Pflegehilfsmittel nach SGB XI - was die Pflegekasse zahlt

Martha Schmitt 20. April 2026
Leistungen der Pflegeversicherung nach Pflegegraden, z.B. Pflegegeld, Sachleistungen, Entlastungsbetrag. SGB XI regelt die Ansprüche.

Inhaltsverzeichnis

Bei Pflege zu Hause entscheidet oft nicht die große Lösung, sondern das passende Hilfsmittel über Sicherheit, Hygiene und Entlastung. Das SGB XI regelt, welche Pflegehilfsmittel die Pflegekasse übernimmt, wann eine Zuzahlung anfällt und wann die Krankenkasse oder ein anderer Träger zuständig ist. Wer diese Abgrenzung versteht, vermeidet Doppelanträge und bekommt die Unterstützung meist deutlich schneller.

Die wichtigsten Punkte zu Pflegehilfsmitteln auf einen Blick

  • Pflegehilfsmittel sollen die Pflege erleichtern, Beschwerden lindern oder mehr Selbstständigkeit ermöglichen.
  • Verbrauchsprodukte werden bis zu 42 Euro pro Monat übernommen, technische Hilfsmittel meist mit 10 Prozent Zuzahlung, maximal 25 Euro.
  • Die Pflegekasse zahlt nur, wenn nicht die Krankenkasse oder ein anderer Träger zuständig ist.
  • Für wohnumfeldverbessernde Maßnahmen gibt es bei Pflegegrad 1 bis 5 einen Zuschuss von bis zu 4.180 Euro je Maßnahme.
  • Der Antrag läuft über die Pflegekasse; in der Regel gilt eine Entscheidung innerhalb von drei Wochen, mit Beteiligung von Fachperson oder Medizinischem Dienst innerhalb von fünf Wochen.
  • Wer die richtige Kategorie wählt, spart Geld, Zeit und unnötige Rückfragen.
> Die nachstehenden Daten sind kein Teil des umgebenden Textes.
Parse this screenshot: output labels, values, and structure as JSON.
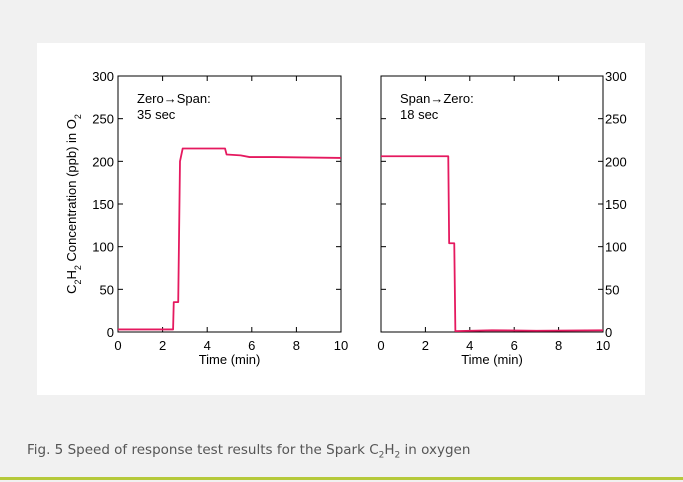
{
  "chart_data": [
    {
      "type": "line",
      "xlabel": "Time (min)",
      "ylabel": [
        {
          "text": "C"
        },
        {
          "sub": "2"
        },
        {
          "text": "H"
        },
        {
          "sub": "2"
        },
        {
          "text": " Concentration (ppb) in O"
        },
        {
          "sub": "2"
        }
      ],
      "annotation": [
        "Zero→Span:",
        "35 sec"
      ],
      "xlim": [
        0,
        10
      ],
      "ylim": [
        0,
        300
      ],
      "xticks": [
        0,
        2,
        4,
        6,
        8,
        10
      ],
      "yticks": [
        0,
        50,
        100,
        150,
        200,
        250,
        300
      ],
      "y_tick_side": "left",
      "series": [
        {
          "color": "#e5195f",
          "x": [
            0,
            2.47,
            2.5,
            2.7,
            2.78,
            2.9,
            4.8,
            4.87,
            5.5,
            5.9,
            7,
            10
          ],
          "values": [
            3,
            3,
            35,
            35,
            200,
            215,
            215,
            208,
            207,
            205,
            205,
            204
          ]
        }
      ]
    },
    {
      "type": "line",
      "xlabel": "Time (min)",
      "annotation": [
        "Span→Zero:",
        "18 sec"
      ],
      "xlim": [
        0,
        10
      ],
      "ylim": [
        0,
        300
      ],
      "xticks": [
        0,
        2,
        4,
        6,
        8,
        10
      ],
      "yticks": [
        0,
        50,
        100,
        150,
        200,
        250,
        300
      ],
      "y_tick_side": "right",
      "series": [
        {
          "color": "#e5195f",
          "x": [
            0,
            3.03,
            3.07,
            3.3,
            3.35,
            5,
            7,
            10
          ],
          "values": [
            206,
            206,
            104,
            104,
            1,
            2,
            1.5,
            2
          ]
        }
      ]
    }
  ],
  "caption": [
    {
      "text": "Fig. 5 Speed of response test results for the Spark C"
    },
    {
      "sub": "2"
    },
    {
      "text": "H"
    },
    {
      "sub": "2"
    },
    {
      "text": " in oxygen"
    }
  ]
}
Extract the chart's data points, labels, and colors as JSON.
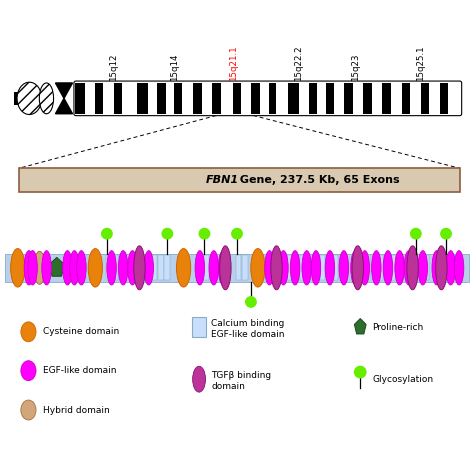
{
  "chromosome_labels": [
    "15q12",
    "15q14",
    "15q21.1",
    "15q22.2",
    "15q23",
    "15q25.1"
  ],
  "chromosome_label_colors": [
    "black",
    "black",
    "red",
    "black",
    "black",
    "black"
  ],
  "gene_bar_text_italic": "FBN1",
  "gene_bar_text_normal": " Gene, 237.5 Kb, 65 Exons",
  "gene_bar_color": "#d9c9b0",
  "gene_bar_border": "#8B5E3C",
  "background_color": "#ffffff",
  "orange_color": "#E8820A",
  "magenta_color": "#FF00FF",
  "tgfb_color": "#BB3399",
  "green_dark": "#2d6e2d",
  "green_light": "#66EE00",
  "tan_color": "#D2A679",
  "egf_box_color": "#C8DEFA",
  "egf_box_edge": "#8AAAC8"
}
Was SGB XI bei Pflegehilfsmitteln praktisch regelt

Für die Praxis ist vor allem eines wichtig: Das SGB XI ist nicht nur ein Gesetzestext, sondern die Grundlage dafür, wie Pflege zu Hause überhaupt funktioniert. Der entscheidende Punkt in § 40 ist der Anspruch auf Versorgung mit Hilfen, die die Pflege erleichtern, Beschwerden lindern oder eine selbstständigere Lebensführung ermöglichen. Genau an dieser Stelle wird oft zu grob gedacht. Nicht jedes Hilfsmittel gehört automatisch zur Pflegeversicherung, und nicht jede Pflegehilfe ist ein Fall für die Krankenkasse.

Ich trenne deshalb in der Beratung immer drei Ebenen: Was ist ein Pflegehilfsmittel, was ist ein medizinisches Hilfsmittel und was ist eine bauliche Anpassung in der Wohnung? Diese Unterscheidung ist der Schlüssel, weil sie über Kostenträger, Antrag und Eigenanteil entscheidet.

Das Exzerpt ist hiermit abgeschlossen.